Issue: Whether a Defendant knowingly waived prosecution by misdemeanor information.

Holding:  Yes. A Defendant may knowingly and intelligently waive prosecution when he makes an affirmative act.  When the Judge asked Defendant if he wanted to waive his prosecution, Defense counsel, representing Defendant said, “so waive” when Defendant was standing next to him in open court. This statement communicated that Defendant chose to waive his right. By pleading guilty and waiving prosecution by information, a Defendant loses all protection afforded to him when prosecuted by information. The accusatory instrument must only satisfy the reasonable cause requirement standard applicable to misdemeanor complaints. The Court found that Defendant expressly waived his right to prosecution by information, requiring the instrument to be evaluated as a misdemeanor complaint.

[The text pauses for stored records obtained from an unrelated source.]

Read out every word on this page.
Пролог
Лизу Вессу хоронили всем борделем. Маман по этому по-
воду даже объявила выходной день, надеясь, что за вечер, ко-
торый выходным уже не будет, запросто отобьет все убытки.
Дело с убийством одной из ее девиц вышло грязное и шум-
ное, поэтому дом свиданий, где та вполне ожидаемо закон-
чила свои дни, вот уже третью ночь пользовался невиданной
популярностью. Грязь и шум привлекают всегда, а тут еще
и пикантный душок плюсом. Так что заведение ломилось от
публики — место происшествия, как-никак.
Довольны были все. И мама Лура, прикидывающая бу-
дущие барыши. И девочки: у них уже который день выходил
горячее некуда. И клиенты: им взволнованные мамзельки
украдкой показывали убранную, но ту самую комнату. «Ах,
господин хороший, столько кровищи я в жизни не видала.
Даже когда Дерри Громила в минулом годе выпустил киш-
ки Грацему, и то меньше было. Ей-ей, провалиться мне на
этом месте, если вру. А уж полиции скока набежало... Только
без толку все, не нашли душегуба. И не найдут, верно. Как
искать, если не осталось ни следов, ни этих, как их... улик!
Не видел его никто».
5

Facts: Defendant was charged with obstructing governmental administration by preventing Police from patrolling a neighborhood. Defendant slammed the trunk of the police officer’s car with an open hand and stood behind the car preventing the officer from patrolling the neighborhood. Defendant agreed to plead guilty to obstructing governmental administration in exchange for a fifteen-day sentence.  At trial, the court asked defense counsel if Defendant waived his prosecution by information, and defense counsel replied, “So waive.”  Defendant appealed to The Appellate Division where it was held that Defendant’s challenge was jurisdictional and therefor did not require preservation.

The Court Of Appeals held, a valid and sufficient accusatory instrument is a nonwaivable jurisdictional prerequisite to a criminal prosecution and that a court must use either one of two instruments to gain jurisdiction over a Defendant accused of a misdemeanor, a misdemeanor complaint or a misdemeanor information. The Defendant expressly waived his right to prosecution by information as demonstrated by an affirmative act, which meant that the standard for a misdemeanor complaint applied to Defendant’s case when he expressly waived his right in open court. A misdemeanor complaint need only set fourth facts that establish reasonable cause to believe that the Defendant committed the charged offenses.

Legal Analysis: When the Judge asked Defendant Dumway if he wanted to waive his prosecution, Dumway made an affirmative act while standing next to Defense counsel and counsel said, “so waive” in an open court. The Defendant expressly waived his right to prosecution by information, requiring the instrument to be evaluated as a misdemeanor complaint.

A misdemeanor complaint authorizes jurisdiction over an accused, and can commence a criminal action. Under that standard, The Court concluded that the allegations were sufficient to support a charge of obstructing governmental administration. The accusatory instrument supplied enough evidentiary facts to provide reasonable cause to believe that Defendant obstructed a Police officer from preforming an official function.

A misdemeanor information must set forth nonhearsay allegations. This is referred to as the prima face case requirement. An information serves the same role in a misdemeanor prosecution as a grand jury indictment does in a felony case; it ensures that a legally sufficient case can me made against the Defendant. A misdemeanor complaint, in comparison, need only set forth facts that establish a reasonable cause to believe that Defendant committed the charged offenses.